The Eddy believes, deeply and convincingly, in the chosen family of artists. Its best sequences, often set to original music from Glen Ballard and Randy Kerber, show the transcendence its characters have deemed worth the tradeoff of a more conventionally stable life. Farid’s funeral, in the third episode, moves through every phase of music as catharsis: the joy of celebrating a life lived, the agony of letting go. Chazelle sets a precedent for kinetic, disorienting camerawork that’s easy to parody, but effectively conveys the vitality of the social set he’s chosen to depict. The visual style is designed to pair with music, but carries over into the texture of the ensemble’s everyday life, from congregants gathered in a mosque to teenagers milling around a schoolyard.

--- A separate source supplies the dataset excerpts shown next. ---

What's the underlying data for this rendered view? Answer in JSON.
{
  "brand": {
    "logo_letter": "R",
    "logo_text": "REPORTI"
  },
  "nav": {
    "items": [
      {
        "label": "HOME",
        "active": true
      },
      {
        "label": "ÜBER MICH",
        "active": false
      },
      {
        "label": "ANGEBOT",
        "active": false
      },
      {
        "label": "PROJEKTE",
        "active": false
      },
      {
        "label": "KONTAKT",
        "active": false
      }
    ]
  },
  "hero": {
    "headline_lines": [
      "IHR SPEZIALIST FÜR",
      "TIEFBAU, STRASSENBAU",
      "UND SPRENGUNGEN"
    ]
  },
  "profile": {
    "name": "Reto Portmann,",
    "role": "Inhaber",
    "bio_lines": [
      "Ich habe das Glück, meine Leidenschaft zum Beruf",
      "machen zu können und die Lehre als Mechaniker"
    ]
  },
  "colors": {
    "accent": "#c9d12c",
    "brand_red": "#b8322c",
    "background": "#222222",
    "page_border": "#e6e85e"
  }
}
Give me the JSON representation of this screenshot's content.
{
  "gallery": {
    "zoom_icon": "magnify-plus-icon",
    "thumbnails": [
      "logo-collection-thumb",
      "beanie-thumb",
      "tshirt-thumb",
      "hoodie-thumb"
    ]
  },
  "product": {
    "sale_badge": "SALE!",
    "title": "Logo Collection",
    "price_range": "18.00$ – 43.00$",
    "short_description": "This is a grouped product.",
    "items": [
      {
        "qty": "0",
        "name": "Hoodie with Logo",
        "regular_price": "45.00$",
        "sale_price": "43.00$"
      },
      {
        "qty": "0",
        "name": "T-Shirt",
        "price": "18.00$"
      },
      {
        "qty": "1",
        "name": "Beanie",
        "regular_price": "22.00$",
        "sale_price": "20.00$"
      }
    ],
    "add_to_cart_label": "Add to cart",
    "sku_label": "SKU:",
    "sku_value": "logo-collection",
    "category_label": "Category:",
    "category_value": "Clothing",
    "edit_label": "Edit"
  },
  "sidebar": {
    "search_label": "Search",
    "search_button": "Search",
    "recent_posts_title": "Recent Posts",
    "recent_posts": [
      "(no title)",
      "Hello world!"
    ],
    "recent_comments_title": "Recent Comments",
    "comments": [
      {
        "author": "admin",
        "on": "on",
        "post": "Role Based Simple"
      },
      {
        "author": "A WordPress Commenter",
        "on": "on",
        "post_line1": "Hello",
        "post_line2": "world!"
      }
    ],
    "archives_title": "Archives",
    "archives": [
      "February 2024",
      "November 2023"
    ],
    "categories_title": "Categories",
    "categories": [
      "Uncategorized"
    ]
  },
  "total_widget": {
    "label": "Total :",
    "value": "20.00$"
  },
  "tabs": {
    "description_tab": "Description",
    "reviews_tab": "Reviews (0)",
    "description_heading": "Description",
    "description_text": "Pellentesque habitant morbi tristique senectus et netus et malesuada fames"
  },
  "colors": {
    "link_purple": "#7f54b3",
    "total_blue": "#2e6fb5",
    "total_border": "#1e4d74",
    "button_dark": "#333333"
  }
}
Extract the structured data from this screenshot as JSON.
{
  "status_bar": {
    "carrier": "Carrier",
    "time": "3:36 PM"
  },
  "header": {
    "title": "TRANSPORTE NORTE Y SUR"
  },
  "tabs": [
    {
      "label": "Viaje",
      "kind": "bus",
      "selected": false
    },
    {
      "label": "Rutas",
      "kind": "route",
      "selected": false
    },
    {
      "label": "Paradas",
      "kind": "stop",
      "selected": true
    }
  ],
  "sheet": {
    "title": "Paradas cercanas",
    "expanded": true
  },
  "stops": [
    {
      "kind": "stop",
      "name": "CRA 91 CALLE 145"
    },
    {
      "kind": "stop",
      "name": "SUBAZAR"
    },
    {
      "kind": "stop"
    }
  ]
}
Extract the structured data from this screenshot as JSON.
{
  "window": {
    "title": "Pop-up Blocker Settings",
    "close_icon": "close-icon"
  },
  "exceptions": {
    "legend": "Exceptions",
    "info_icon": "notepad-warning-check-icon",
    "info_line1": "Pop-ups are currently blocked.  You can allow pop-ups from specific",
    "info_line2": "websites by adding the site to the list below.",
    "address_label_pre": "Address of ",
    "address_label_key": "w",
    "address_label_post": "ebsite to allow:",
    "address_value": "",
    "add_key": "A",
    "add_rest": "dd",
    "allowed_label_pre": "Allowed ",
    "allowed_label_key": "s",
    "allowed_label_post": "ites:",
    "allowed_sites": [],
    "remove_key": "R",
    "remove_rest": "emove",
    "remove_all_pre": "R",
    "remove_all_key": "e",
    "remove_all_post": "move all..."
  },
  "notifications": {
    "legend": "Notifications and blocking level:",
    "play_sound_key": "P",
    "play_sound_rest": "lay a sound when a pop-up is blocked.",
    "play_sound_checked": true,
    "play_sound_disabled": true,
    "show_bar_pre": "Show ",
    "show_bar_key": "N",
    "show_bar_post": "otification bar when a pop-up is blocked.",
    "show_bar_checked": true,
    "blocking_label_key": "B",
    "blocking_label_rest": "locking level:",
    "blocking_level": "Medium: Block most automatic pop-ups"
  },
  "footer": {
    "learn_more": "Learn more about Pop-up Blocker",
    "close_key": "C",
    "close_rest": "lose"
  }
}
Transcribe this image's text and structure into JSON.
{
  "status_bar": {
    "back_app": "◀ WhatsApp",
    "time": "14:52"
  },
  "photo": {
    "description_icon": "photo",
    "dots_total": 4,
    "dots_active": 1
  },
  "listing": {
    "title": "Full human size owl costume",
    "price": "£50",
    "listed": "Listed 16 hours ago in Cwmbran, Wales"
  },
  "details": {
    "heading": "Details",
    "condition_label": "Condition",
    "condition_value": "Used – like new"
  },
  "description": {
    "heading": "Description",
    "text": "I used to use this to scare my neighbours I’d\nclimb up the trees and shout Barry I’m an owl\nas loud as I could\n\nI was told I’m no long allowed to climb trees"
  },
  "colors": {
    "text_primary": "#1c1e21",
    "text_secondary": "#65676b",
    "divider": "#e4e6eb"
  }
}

La La Land, modeled as it is after Technicolor musicals, is self-consciously artificial. The Eddy, by contrast, is equally committed to naturalism. Chazelle may be consistent in his interests, but he’s adaptable in his approach, which dovetails with the lived-in performances and easy chemistry he elicits from the cast. Holland, Stenberg, and Kulig are the standouts, though they’re forced to fight an uphill battle against the flat archetypes they’re assigned: the imperious, emotionally withholding man who can’t ask for help; the rebellious, precocious teen who reflexively acts out; the tempestuous singer torn between artistic integrity and selling out. That their characters come through as textured individuals is a testament to the cast. That it’s such a struggle reflects poorly on the script.
Characterization aside, The Eddy’s greatest handicap is its unnecessary genre notes, which impose structure on a story that desperately wants to be free-form. The crime that becomes an inciting incident, the mystery of who did it, the strain of mob toughs and sneering cops who pressure Elliot from the margins—all of it is designed to add tension and momentum to a show that doesn’t need either. While watching The Eddy, I kept wanting it to give into the show it clearly wants to be, and already half is: a collection of short stories about people brought together by a shared creative pursuit, nothing else to tie them together except their overarching theme. Farid’s death and its fallout are intended to catalyze The Eddy’s joyous hangout, but the two aspects end up at cross-purposes.
Like its independent-minded artistes, The Eddy is at its finest when it’s working without apology. These actors and this world are absorbing enough that audiences would surely want to spend time with them without the dangled hook of a whodunnit looming over the season. Chazelle’s areas of enthusiasm may not be trendy, and Paris may not be the global epicenter of culture it once was. But for a few hours, at least, The Eddy is vivid enough to make it so. If only it could trust in its own powers of persuasion.